British Airways Freezes Executive Club Accounts After Hack (Update: Avios Points Now Available)

UPDATE: British Airways restored the Avios of the breached accounts and sent an email to inform the affected customers. According to the statements lifted from the email, the company assured customers that their accounts have been checked and that no points or information pages were compromised as a result of the breach:

"Following our recent communication about some unauthorised activity in relation to your Executive Club account, we are pleased to inform you that we have completed our internal audit of your account."

"At this stage we are not aware of any access to any subsequent information pages within your account, including your flight history or payment card details."

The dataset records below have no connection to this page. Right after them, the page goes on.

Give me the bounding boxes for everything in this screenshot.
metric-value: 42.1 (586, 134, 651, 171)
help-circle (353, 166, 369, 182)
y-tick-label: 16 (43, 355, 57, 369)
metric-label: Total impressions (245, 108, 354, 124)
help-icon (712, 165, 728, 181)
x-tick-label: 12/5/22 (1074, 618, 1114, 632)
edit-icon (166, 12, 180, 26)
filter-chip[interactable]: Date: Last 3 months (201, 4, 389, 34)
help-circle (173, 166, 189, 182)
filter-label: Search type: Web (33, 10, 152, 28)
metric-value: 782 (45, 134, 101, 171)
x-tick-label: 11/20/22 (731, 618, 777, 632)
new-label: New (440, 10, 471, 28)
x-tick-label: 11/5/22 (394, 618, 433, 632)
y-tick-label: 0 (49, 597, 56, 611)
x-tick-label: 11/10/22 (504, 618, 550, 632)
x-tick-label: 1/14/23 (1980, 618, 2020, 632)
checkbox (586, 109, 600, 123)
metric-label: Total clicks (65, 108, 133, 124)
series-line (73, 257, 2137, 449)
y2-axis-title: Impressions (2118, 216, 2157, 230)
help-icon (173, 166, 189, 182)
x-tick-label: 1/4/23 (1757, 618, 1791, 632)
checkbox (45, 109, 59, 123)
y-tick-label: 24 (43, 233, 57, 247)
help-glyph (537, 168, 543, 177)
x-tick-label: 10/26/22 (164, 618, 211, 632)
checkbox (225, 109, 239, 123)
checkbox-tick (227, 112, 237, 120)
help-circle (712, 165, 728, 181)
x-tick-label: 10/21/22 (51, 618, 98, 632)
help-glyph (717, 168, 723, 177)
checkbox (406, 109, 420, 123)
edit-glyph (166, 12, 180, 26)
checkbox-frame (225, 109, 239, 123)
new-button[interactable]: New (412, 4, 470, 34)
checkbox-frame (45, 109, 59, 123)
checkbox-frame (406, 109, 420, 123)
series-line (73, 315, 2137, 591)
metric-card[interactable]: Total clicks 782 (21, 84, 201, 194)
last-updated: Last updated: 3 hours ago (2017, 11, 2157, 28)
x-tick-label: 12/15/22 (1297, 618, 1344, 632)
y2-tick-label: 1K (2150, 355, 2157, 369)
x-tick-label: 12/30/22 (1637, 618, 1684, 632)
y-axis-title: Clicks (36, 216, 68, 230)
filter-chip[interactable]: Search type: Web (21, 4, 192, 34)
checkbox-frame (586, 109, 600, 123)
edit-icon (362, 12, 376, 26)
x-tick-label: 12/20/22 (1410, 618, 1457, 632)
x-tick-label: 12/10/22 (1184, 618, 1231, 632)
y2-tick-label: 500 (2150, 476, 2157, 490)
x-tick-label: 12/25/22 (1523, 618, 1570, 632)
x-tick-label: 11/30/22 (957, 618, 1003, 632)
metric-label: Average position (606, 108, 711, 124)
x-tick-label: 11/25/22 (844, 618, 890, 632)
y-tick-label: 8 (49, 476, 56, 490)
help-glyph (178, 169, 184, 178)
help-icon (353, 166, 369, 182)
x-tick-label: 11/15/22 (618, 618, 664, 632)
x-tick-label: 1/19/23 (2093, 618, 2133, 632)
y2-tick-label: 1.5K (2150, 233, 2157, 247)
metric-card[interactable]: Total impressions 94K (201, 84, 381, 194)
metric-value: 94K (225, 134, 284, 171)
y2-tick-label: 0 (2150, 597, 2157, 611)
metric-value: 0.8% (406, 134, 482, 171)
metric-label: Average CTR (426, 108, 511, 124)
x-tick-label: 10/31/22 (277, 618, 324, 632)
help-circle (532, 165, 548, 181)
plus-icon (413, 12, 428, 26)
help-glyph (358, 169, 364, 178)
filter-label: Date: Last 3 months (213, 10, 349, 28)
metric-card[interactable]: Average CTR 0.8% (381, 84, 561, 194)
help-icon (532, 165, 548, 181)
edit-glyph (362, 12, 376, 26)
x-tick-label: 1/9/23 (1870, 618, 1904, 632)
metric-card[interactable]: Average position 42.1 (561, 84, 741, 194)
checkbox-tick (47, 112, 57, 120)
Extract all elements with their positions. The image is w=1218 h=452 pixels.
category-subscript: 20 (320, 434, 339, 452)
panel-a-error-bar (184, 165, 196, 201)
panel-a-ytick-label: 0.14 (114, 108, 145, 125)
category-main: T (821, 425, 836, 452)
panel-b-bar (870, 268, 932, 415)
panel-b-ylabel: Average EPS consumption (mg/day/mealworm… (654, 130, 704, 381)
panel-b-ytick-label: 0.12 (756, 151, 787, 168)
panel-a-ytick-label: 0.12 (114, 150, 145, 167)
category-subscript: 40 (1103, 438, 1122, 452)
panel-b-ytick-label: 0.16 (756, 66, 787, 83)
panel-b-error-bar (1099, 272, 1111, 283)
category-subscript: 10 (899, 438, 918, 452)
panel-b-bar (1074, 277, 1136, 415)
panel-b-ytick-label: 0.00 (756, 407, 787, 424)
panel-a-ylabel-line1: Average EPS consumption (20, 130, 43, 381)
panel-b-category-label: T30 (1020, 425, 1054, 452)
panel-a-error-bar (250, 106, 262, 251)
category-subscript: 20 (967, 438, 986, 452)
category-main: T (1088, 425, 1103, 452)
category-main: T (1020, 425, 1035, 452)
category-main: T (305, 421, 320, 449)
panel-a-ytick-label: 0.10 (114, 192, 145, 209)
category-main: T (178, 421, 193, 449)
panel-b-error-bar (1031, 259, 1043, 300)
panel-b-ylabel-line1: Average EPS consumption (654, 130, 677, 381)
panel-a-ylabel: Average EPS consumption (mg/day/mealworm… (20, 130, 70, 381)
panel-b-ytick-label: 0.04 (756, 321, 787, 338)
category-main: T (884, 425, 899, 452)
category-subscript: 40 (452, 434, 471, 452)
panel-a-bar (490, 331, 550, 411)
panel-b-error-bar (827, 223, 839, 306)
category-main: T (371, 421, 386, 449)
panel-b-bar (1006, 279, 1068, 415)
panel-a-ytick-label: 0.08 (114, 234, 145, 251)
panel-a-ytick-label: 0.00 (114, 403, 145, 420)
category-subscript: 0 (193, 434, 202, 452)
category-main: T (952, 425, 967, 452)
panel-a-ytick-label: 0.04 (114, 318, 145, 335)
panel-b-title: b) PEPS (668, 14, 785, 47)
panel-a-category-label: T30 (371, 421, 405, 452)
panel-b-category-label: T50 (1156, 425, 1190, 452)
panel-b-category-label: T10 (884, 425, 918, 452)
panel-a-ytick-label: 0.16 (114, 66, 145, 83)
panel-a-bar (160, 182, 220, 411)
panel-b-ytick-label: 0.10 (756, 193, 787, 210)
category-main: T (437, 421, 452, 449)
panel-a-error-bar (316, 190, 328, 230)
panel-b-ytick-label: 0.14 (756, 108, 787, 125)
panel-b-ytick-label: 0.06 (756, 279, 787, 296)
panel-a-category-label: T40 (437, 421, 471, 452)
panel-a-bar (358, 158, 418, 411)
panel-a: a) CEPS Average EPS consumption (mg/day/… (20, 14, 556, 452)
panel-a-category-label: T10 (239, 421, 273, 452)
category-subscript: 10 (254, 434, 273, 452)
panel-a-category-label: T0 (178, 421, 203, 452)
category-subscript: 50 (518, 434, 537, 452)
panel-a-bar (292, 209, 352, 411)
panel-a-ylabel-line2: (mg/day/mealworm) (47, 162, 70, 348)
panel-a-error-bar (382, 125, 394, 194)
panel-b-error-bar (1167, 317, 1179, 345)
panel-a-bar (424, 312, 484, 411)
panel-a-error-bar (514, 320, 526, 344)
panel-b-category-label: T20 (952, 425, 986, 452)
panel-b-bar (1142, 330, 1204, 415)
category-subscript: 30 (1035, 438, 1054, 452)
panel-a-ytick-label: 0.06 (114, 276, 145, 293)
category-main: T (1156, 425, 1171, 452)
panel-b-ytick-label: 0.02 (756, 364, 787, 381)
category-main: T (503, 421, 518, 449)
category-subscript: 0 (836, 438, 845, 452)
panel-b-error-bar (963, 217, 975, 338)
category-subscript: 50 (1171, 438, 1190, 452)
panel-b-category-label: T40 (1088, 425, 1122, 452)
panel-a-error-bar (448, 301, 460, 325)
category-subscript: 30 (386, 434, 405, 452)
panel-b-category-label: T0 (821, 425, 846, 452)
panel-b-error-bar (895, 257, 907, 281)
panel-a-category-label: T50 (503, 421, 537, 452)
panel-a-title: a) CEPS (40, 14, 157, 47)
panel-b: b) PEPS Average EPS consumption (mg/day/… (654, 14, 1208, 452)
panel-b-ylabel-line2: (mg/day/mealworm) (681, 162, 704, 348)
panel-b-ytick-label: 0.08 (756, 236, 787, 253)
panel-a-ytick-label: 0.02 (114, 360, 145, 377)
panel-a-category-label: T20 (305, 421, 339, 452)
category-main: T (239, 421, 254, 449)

"We also do not believe, at this stage, that any Avios have been removed from your account, so we have now lifted the precautionary suspension on your account and you are free to use it as you wish."

British Airways continues to remind customers to change their passwords as a result of the hack by following the "“Forgotten PIN/Password?” link on their home page. Similarly, those who were affected are advised to monitor their British Airways Executive Club Avios points and ensure that all their other online accounts are safe. 

Note that there is a good chance that users of other rewards programs or online services may be targeted in a similar manner. These days, it is not only financial accounts that need to be monitored, but services like these that may reveal personal data.


British Airways froze thousands of Executive Club frequent flier accounts on March 27, Friday after confirming “unauthorised activity” from a third party in them. The number of affected users is unclear, but various news outlets claim that tens of thousands may be affected. Some users claim that customer service agents told them "over a million" accounts were affected.

“This appears to have been the result of a third party using information obtained elsewhere on the Internet, via an automated process, to try to gain access to some accounts,” says a British Airways spokesperson to the Guardian.

Based on the following email sent by British Airways to affected customers, their accounts were hacked by cybercriminals from other accounts that use the same passwords : 

Screenshot of a British Airways email to a hacked Executive Club customer

However, it is possible that cybercriminals got hold of a list of credentials for a travel-related third party service, which users can easily sign up for, and reused user names and passwords to access British Airways frequent flier mile accounts. A number of third party services for travelers include features that monitor and access users’ frequent flier accounts. So, if this is the case, other frequent flyer accounts also registered with these services may be at risk.

Avios, Amigos

For now, British Airways Executive Club fliers may need to go through extra steps to be able to use Avios, a major inconvenience for those who wish to use their miles in the near future. Additionally, it hampers those who were planning to claim their Avios rewards such as hotel stays and car rentals.

This may be a stressful break for the British Airways, which houses millions of clients under its frequent flyer program and has earned €1.22 billion (US$1.32 billion) in profit in 2014. The company has claimed that they are still unaware of access to customers’ information pages that contain flight history or payment card details. Although it is likely that cybercriminals may try to transfer and use frequent flier points, this can easily be reverted using additional security measures by the company in question, which in this case is the International Consolidated Airlines Group, S.A. (IAG).

Best Practices

Here are what you need to do if you are affected by this breach:

  • Monitor your frequent flier rewards points not only from British Airways, but those gained from other travel companies as well.
  • Revisit the access and amount of information you are allowing travel-related apps, and, if possible, revoke access and change the passwords for all accounts that use identical passwords.
  • Either use strong passphrases with a healthy combination of alpha-numeric symbols that’s easy for you to memorize, or use a secure password manager that generates and keeps multiple strong passwords for you.